We were shooting down $60,000 drones (or less) with multimillion-dollar missiles, and while we can afford such exchange rates for a while because we are enormously wealthier than Iran or the Houthis, you can’t sustain that over the longer term. Both because there are cheaper and better ways to defend against drones, as Ukraine has shown, and because the missiles we were using take a long time to replace. 

After the experience in the Red Sea and the defense of Israel, the United States rapidly developed some new drone fighting technology such as the APKWS, which repurposed unguided rockets into laser-guided drone killers, vastly reducing the cost of taking down drones and increasing our magazine depth exponentially. 





It was a great start, and there is a lot more tech on the way to create ever-more-layered defenses against drone attacks. Microwave weapons that kill swarms of drones, reusable drone killers that can be recovered if they don’t intercept drones, and of course laser weapons, which show some promise, but may be overrated. 

We can also leverage the technology that Ukraine has developed, rapidly integrating them into our current inventory and tactics. We can criticize the Pentagon for not being fast enough to adopt and deploy this tech prior to Epic Fury (some of it was, of course), not only is that 20-20 hindsight, but also ignores that change in a bureaucracy like the Pentagon almost never happens except under extreme duress. 

Another issue with magazine depth—which just means how many weapons you can use before running out of what you need entirely, or what you need to maintain for contingencies such as a war in the South Pacific region—is the time and expense it takes to replenish your supplies to keep a large enough margin to fight foreseeable wars. 

We certainly have exquisite weapons, but do we have enough? 

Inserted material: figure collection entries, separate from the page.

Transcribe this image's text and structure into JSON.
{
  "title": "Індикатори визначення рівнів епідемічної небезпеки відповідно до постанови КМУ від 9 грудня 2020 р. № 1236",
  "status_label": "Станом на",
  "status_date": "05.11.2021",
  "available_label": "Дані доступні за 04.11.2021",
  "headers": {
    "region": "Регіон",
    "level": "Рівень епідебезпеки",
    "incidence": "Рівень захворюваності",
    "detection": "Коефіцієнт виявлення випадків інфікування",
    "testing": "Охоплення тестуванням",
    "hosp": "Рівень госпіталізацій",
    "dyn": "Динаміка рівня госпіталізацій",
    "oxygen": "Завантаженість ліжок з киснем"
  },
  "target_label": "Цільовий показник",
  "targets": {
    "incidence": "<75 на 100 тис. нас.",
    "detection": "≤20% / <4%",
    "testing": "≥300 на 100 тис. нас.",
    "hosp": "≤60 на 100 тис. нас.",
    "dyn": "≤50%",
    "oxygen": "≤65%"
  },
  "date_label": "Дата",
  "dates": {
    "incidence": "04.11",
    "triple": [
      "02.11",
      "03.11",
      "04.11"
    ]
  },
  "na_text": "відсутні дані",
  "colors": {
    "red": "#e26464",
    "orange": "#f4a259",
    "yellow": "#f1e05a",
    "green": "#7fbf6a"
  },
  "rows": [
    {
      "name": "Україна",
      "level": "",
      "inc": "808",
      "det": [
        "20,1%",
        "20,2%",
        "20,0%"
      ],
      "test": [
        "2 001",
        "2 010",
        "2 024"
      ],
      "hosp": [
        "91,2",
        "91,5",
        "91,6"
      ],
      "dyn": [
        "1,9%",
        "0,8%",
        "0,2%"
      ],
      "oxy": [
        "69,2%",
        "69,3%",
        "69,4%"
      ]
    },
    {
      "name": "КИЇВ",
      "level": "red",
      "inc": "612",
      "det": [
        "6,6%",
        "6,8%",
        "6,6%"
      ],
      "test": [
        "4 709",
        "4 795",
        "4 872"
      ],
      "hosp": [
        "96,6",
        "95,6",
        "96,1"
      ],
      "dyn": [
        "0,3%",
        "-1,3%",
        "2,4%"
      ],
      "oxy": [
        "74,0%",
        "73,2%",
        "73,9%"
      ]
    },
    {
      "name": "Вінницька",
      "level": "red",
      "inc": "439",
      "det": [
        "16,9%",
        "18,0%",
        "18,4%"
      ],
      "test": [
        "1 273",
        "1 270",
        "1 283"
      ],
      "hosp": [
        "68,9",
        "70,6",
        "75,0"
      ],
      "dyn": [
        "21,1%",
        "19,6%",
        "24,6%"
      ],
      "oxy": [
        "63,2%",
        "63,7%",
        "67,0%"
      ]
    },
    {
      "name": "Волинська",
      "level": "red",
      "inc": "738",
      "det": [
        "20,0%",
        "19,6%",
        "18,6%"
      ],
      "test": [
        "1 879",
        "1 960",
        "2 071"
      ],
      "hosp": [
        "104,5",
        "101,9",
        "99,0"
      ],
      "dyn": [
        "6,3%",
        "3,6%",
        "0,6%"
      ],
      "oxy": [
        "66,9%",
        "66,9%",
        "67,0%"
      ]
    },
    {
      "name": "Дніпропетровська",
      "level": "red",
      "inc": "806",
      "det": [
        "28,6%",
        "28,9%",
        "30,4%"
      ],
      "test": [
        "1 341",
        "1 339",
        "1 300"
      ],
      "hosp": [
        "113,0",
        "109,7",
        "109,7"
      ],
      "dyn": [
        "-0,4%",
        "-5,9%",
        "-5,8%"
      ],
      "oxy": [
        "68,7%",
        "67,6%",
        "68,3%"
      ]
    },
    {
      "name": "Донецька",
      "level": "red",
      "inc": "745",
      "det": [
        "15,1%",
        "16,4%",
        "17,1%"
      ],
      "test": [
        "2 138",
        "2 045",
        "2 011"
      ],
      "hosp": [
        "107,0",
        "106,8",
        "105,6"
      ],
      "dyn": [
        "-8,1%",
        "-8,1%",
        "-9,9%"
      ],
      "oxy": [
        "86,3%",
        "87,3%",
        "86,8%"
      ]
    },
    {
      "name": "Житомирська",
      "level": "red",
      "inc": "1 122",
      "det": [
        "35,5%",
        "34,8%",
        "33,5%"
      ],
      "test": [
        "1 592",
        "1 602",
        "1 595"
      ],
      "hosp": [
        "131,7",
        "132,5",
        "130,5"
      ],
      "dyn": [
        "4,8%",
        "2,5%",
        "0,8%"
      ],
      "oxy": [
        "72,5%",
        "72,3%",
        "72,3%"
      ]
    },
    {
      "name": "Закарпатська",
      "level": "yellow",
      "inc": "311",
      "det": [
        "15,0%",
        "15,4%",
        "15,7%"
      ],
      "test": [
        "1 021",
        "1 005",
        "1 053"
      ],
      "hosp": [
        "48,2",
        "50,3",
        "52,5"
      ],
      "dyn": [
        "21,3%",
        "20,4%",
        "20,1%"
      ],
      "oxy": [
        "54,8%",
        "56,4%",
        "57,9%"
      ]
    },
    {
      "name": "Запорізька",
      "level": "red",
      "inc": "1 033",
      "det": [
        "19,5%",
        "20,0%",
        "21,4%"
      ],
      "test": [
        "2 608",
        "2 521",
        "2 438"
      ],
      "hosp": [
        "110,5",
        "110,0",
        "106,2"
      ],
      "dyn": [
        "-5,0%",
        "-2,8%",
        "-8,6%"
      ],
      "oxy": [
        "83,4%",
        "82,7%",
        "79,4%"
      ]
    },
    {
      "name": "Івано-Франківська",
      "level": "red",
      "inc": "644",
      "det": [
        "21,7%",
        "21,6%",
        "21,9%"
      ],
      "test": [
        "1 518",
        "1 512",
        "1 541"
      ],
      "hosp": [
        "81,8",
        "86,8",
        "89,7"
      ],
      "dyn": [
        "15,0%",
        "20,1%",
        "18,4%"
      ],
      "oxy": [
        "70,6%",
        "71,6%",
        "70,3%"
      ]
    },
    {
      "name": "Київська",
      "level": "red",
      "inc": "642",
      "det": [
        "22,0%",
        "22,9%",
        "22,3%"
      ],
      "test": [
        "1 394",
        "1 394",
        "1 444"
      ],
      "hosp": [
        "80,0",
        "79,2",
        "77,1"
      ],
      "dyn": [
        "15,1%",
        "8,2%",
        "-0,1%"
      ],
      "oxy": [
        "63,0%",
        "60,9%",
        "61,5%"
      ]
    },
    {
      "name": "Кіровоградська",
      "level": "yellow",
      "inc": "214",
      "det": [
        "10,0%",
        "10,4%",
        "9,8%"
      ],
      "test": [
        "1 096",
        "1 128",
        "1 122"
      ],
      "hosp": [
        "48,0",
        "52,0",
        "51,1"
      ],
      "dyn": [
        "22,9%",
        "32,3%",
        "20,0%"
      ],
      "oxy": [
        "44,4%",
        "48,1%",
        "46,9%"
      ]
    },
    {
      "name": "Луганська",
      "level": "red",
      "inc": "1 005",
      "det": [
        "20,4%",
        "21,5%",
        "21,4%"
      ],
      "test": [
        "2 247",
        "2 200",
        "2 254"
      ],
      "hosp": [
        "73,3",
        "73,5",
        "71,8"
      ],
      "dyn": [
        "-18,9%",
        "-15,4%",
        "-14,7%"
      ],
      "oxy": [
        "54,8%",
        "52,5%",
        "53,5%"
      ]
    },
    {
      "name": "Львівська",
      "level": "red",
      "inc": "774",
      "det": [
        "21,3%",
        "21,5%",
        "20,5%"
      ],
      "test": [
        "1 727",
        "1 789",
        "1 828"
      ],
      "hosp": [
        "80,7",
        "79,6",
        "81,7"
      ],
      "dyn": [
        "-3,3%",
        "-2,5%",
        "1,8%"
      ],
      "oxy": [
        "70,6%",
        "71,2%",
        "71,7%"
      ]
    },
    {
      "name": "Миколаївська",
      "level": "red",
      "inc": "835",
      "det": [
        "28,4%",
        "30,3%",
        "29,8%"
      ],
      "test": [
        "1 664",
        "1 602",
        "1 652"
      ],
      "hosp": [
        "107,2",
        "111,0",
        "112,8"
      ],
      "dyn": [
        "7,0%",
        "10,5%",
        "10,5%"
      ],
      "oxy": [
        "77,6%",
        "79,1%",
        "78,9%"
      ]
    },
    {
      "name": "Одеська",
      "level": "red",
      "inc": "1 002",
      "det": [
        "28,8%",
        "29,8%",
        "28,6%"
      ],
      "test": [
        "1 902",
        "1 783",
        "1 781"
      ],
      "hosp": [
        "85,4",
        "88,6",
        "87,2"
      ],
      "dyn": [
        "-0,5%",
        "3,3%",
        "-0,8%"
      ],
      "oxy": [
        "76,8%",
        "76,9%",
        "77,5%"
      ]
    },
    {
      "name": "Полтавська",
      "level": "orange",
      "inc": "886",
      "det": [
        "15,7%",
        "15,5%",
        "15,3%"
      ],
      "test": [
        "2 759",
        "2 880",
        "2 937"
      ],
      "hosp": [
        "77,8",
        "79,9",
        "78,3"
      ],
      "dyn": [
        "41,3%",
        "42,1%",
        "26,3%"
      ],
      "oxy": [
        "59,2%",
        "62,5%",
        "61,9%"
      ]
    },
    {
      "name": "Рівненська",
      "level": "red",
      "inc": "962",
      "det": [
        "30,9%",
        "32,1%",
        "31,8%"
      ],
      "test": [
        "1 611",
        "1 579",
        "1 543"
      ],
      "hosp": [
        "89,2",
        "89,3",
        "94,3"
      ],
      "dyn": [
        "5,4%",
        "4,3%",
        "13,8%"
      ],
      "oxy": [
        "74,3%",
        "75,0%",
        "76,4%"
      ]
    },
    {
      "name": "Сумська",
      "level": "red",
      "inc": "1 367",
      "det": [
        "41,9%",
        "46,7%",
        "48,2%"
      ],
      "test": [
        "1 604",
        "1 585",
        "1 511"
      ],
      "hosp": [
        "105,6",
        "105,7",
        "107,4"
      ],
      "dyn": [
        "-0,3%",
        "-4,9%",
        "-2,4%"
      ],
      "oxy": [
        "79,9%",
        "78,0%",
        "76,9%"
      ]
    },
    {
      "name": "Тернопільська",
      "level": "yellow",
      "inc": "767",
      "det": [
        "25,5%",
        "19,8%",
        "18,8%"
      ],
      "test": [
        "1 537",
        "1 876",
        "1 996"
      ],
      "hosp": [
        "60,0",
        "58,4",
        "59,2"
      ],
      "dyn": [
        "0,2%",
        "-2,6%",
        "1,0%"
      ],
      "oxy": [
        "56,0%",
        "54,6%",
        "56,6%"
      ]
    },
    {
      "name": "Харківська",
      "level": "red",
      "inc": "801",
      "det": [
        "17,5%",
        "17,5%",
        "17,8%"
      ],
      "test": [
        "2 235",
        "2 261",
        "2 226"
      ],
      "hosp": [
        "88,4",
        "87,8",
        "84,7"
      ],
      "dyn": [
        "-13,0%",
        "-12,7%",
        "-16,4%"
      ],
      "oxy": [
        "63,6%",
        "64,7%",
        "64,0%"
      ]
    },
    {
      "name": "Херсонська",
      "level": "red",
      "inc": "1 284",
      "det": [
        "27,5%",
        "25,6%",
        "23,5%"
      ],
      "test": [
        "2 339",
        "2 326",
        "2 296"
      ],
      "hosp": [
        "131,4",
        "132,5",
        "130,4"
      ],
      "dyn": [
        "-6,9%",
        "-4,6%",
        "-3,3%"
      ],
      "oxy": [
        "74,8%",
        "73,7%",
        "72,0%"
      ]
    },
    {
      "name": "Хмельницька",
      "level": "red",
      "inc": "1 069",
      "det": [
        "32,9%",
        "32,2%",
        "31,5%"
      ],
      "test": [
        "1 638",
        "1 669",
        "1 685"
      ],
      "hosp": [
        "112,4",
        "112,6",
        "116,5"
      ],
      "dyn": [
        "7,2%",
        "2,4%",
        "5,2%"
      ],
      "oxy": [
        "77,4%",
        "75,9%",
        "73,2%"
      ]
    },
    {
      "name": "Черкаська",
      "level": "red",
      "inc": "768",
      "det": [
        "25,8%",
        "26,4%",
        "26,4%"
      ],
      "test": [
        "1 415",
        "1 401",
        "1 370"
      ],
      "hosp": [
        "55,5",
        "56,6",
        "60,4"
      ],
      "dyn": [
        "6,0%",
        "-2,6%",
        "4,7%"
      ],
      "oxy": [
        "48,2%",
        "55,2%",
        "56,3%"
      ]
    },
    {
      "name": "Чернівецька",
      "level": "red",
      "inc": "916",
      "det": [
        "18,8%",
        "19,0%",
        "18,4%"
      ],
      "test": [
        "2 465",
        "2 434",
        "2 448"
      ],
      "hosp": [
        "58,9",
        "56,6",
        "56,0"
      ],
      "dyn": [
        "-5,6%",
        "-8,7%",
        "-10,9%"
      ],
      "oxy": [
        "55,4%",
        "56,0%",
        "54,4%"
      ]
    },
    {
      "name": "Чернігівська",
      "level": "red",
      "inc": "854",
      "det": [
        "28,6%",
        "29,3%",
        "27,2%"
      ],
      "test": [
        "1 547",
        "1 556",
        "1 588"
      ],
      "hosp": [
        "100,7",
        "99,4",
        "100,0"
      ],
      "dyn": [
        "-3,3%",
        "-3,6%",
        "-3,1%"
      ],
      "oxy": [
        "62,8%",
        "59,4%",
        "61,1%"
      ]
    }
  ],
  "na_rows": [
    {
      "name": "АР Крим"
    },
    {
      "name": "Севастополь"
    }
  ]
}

Which gets me to the other big initiative that for many has gone almost unnoticed: the next generation of cheap but highly capable weapons that are “good enough” for the jobs but easy to manufacture in quantity, rapidly, and cheap enough to throw at the enemy in significant numbers. 





When you think of things that fit into this category, you likely think of drones. But these weapons are much more capable than drones, but not quite as capable as a LRASM or similarly expensive weapon. 

Weapons like the Tomahawk and LRASM are extremely good at what they do, but are expensive, have long lead times, and expensive. Anduril in particular has focuses on making highly capable, but short of exquisite, weapons that are relatively cheap, easy to manufacture at scale, and deployable in swarms that can defeat enemy defenses. 

Cheap is good, quantity and scalability is even better. 

So far, as far as I know, there is no equivalent missile defense platform on the horizon, but any and all of these weapons could address several of the most significant issues that have worried people about our war in Iran. Magazine depth is the most persistent of those issues, closely followed by inadequate drone defenses. 

If the conflict in the Gulf erupts again, I would be willing to bet that the Pentagon will be able to count on some of these weapons being in its arsenal. At least I hope so, because increasing the mass of strikes above the already impressive levels shown in Epic Fury would be great, and adding depth and layers to our drone defenses could be a game-changer. 





No doubt planners are working hard to come up with new solutions to the missile city problem to slow the rate of fire to something more manageable as well. These guys work well under pressure. 

There is a decent if incalculable change that things get kinetic again in the Gulf, and adding capabilities that can be rapidly deployed at scale will benefit the United States in any future war as well. 

With all the debate about the strategic ambiguity in our conflict in Iran, it’s important to remember that Operation Epic Fury has been an amazing tactical success. And with the lessons learned, the United States will be even more prepared for the next conflict.